I can even do tricks like adding loads of characters to make it the @ symbol move off the screen:
http://www.sainsburys.com/fruits/oranges/special-offers:just-lots-of-text-so-you-can-not-see-that-i-am-really-a-scam-url@sainsburys.co.uk-claimnow.com
If I past this into the browser I see something that looks perfectly reasonable because the right hand side is pushed off:
To see it all I’d have to copy it out and past it into notepad. The hacker is relying on your not noticing until it’s too late.
Nasty stuff.
What to do?
OK, so you don’t know all the legitimate URLs in the world. Big companies will probably have my-big-company.com or my-big-company.co.uk but smaller ones might not. They might be .net, .org, .io or one of many others (I’d stay clear of .xxx though).
If you are unsure, don’t click the link.
Go to Google or Bing and search for the company yourself. You’ll see search results, with paid advertisers at the top.
Don’t click the one with the Ad symbol as these are paid for and could be anybody, look at the top results under that. You can see the URL printed there too. In this case, the advert is fine as well as they both have the same URL.
Other than that, it’s just detective work. Standard rules, if it’s too good to be true, it probably is.

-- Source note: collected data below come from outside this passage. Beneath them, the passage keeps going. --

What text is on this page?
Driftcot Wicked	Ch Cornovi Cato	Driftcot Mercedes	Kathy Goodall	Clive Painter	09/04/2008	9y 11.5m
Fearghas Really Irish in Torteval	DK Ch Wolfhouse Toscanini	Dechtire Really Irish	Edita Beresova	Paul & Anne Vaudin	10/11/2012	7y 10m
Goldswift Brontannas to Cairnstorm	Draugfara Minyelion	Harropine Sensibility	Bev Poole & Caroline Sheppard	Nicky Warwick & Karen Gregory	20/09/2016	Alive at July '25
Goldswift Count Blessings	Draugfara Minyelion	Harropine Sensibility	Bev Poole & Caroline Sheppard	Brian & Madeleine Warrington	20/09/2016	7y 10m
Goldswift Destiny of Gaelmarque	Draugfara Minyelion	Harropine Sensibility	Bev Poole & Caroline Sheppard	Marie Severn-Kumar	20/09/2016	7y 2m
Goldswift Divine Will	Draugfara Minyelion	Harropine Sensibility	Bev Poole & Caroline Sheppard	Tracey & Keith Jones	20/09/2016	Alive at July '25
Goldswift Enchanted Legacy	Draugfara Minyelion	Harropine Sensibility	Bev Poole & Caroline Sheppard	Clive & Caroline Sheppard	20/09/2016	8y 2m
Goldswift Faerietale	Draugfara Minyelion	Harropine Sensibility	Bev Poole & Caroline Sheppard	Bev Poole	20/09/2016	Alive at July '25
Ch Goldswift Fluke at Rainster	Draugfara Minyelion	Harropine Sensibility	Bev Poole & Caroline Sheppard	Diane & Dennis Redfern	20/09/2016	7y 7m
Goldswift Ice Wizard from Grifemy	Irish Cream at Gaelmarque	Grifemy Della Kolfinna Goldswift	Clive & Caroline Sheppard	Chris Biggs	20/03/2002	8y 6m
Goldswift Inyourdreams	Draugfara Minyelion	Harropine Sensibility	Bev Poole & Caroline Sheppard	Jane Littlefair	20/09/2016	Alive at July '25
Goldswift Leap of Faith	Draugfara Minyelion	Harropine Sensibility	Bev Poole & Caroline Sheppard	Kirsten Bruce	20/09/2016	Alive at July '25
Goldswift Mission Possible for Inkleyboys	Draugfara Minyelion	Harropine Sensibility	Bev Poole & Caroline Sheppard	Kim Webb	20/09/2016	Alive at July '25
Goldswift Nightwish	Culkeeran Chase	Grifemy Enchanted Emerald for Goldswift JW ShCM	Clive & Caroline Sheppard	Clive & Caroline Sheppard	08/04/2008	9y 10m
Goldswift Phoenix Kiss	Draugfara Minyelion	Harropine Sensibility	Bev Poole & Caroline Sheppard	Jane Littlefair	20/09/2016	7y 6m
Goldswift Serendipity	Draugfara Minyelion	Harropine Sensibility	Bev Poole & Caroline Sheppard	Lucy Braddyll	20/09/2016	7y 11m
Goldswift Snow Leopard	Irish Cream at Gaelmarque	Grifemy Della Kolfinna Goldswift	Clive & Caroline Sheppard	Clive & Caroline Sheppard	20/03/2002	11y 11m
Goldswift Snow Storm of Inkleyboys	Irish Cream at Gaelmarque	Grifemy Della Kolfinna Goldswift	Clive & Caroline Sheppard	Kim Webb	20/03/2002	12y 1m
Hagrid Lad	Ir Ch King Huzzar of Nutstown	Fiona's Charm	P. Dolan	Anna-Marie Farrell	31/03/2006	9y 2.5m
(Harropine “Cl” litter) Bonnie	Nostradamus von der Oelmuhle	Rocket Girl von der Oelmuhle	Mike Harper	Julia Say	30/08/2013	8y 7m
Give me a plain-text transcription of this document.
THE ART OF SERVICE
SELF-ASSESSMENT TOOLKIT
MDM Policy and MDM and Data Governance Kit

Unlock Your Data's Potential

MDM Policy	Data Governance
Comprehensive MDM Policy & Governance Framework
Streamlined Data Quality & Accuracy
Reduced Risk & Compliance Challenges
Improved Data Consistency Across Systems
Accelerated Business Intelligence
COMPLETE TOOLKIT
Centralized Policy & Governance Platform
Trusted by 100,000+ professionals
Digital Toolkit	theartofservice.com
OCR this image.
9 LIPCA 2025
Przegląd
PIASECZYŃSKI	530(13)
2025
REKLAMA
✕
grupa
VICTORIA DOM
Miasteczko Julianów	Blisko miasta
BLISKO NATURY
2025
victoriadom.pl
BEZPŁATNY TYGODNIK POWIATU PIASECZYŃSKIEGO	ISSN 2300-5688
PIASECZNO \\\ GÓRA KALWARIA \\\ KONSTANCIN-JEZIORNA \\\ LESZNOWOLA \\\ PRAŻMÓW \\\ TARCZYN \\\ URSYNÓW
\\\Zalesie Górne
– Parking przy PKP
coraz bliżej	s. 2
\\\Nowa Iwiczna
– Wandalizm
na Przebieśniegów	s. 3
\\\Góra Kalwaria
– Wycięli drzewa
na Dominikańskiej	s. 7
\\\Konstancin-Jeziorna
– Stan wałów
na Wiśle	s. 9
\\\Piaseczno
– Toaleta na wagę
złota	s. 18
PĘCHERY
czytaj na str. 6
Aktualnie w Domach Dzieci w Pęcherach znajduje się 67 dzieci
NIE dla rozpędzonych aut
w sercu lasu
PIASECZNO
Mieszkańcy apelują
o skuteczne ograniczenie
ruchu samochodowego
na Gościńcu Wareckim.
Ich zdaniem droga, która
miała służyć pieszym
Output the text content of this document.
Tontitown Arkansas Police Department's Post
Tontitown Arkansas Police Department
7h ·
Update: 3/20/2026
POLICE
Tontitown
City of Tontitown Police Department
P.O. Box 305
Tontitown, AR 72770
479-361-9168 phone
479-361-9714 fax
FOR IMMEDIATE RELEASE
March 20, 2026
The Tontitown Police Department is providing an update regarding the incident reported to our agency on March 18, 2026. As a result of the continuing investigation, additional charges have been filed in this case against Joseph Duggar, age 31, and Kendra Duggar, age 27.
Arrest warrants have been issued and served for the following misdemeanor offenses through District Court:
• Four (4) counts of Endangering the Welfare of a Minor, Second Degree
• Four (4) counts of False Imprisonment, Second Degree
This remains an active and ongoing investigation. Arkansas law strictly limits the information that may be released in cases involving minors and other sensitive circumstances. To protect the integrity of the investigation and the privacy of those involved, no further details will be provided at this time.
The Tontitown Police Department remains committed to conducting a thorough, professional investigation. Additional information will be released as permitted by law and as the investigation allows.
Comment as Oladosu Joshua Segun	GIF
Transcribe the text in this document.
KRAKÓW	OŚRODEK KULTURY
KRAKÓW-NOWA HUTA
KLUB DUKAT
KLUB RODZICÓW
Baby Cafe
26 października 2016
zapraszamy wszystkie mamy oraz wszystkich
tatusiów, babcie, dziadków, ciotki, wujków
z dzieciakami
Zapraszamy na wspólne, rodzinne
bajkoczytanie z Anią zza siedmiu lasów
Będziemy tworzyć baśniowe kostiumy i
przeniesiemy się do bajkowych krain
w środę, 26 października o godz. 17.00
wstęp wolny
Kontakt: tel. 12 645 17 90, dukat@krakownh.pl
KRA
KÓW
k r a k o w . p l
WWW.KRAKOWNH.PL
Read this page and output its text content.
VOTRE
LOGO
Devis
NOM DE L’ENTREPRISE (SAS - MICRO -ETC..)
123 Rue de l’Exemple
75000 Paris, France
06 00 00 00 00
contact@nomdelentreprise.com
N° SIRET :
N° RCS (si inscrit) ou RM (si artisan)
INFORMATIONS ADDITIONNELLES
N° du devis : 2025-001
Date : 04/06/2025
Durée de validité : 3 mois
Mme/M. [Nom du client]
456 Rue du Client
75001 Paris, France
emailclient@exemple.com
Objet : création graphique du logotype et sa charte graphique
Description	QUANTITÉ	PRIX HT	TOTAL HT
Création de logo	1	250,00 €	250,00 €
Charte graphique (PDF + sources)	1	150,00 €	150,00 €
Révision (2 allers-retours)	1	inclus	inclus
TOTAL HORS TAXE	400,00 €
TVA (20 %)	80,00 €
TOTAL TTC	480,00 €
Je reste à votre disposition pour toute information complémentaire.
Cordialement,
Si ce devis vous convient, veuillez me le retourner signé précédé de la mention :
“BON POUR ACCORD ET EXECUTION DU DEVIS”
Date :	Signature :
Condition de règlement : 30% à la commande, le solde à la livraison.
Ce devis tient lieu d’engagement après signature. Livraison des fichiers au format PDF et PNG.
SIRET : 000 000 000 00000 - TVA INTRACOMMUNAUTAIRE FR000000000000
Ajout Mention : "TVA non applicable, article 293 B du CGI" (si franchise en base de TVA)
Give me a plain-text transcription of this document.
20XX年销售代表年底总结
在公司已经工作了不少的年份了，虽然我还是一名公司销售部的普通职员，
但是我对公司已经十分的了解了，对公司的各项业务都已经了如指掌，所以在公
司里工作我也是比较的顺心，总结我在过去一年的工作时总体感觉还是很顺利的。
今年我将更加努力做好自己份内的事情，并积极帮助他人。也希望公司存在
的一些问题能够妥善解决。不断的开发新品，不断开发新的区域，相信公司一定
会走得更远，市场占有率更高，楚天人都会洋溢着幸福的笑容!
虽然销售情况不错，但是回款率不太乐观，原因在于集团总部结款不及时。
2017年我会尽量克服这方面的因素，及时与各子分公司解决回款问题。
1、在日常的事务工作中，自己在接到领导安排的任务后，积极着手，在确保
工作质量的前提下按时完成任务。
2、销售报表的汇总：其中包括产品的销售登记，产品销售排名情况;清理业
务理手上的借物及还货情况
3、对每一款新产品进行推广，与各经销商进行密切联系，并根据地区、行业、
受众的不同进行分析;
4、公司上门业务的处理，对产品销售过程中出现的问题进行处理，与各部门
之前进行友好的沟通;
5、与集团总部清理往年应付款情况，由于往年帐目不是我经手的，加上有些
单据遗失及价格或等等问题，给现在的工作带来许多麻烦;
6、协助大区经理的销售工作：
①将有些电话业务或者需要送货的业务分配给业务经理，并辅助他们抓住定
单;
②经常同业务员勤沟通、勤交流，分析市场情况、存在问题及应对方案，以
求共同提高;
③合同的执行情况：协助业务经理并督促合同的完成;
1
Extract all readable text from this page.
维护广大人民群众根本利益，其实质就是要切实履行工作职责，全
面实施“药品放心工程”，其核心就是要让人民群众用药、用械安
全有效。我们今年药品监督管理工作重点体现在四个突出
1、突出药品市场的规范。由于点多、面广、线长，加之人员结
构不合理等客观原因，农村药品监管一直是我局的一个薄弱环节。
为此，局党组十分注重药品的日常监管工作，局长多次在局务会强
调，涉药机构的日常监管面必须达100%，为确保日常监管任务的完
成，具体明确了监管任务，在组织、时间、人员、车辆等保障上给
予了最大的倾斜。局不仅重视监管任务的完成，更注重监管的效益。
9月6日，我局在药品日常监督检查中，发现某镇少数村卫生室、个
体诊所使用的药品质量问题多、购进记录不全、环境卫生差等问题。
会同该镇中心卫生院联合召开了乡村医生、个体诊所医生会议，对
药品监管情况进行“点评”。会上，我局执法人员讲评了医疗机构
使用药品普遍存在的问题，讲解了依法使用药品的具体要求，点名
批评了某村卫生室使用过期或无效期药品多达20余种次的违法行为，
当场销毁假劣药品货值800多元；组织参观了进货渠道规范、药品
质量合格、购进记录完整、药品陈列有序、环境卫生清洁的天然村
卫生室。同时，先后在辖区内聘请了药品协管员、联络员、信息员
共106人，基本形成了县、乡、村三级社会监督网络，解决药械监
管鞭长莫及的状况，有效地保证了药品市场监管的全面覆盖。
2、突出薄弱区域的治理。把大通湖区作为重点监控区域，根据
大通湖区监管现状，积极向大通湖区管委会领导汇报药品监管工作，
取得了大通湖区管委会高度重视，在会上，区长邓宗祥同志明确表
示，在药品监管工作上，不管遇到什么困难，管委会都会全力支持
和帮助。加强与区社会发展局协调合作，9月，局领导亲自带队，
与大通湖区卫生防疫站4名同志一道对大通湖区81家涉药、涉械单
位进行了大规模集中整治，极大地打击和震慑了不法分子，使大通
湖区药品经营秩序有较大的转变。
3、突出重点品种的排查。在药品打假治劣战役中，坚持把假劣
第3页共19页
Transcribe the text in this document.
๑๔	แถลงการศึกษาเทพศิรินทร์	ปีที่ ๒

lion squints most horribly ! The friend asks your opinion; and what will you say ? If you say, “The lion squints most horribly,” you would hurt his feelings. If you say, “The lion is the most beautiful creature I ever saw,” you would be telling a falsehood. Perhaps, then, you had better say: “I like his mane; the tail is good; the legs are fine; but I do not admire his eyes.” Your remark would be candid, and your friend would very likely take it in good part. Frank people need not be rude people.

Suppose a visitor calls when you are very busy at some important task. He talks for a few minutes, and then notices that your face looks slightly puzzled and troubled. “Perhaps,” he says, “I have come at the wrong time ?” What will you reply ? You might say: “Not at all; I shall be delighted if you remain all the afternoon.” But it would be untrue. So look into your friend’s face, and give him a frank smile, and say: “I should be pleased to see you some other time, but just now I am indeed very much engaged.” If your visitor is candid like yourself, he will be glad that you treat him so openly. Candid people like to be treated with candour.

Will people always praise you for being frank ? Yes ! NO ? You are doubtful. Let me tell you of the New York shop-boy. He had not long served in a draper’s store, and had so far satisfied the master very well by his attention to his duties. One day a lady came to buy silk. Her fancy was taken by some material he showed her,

If the website looks ‘off’ or slightly different to what you’re used to don’t type in your credentials or credit card number or anything.
Think about what you would do if someone was on the end of the phone. What would make you trust them? To they sound right? Do they know your name etc.? Are they asking to many questions? Is there a weird noise on the line or unusual lag?
Ultimately, you can phone a company and confirm what their site address is. I’ve done this before.
Anyhow, hope this help and makes some sort of sense.
What can go wrong
- Being a pain in a arse. Just throwing loads of adverts at you. Nothing that shutting your browser down won’t cure.
- Click-baiting. Advertisers pay sites per advert rendering, so just getting you on the page might earn them a fraction of a penny.
- Try to sell you something that is legit, but under false pretences.
- Get you to buy something or some service that is worthless. (Often convincing you that your computer is broken in some way.)
- Convincing you to download an run something that will give them access to your computer in some way. They might use it just to vandalise your computer, maybe steal information about you like bank details etc., maybe encrypt your whole drive and demand money off you to decrypt it (look up ransomware).
- Maybe use your computer to assist in some other crime.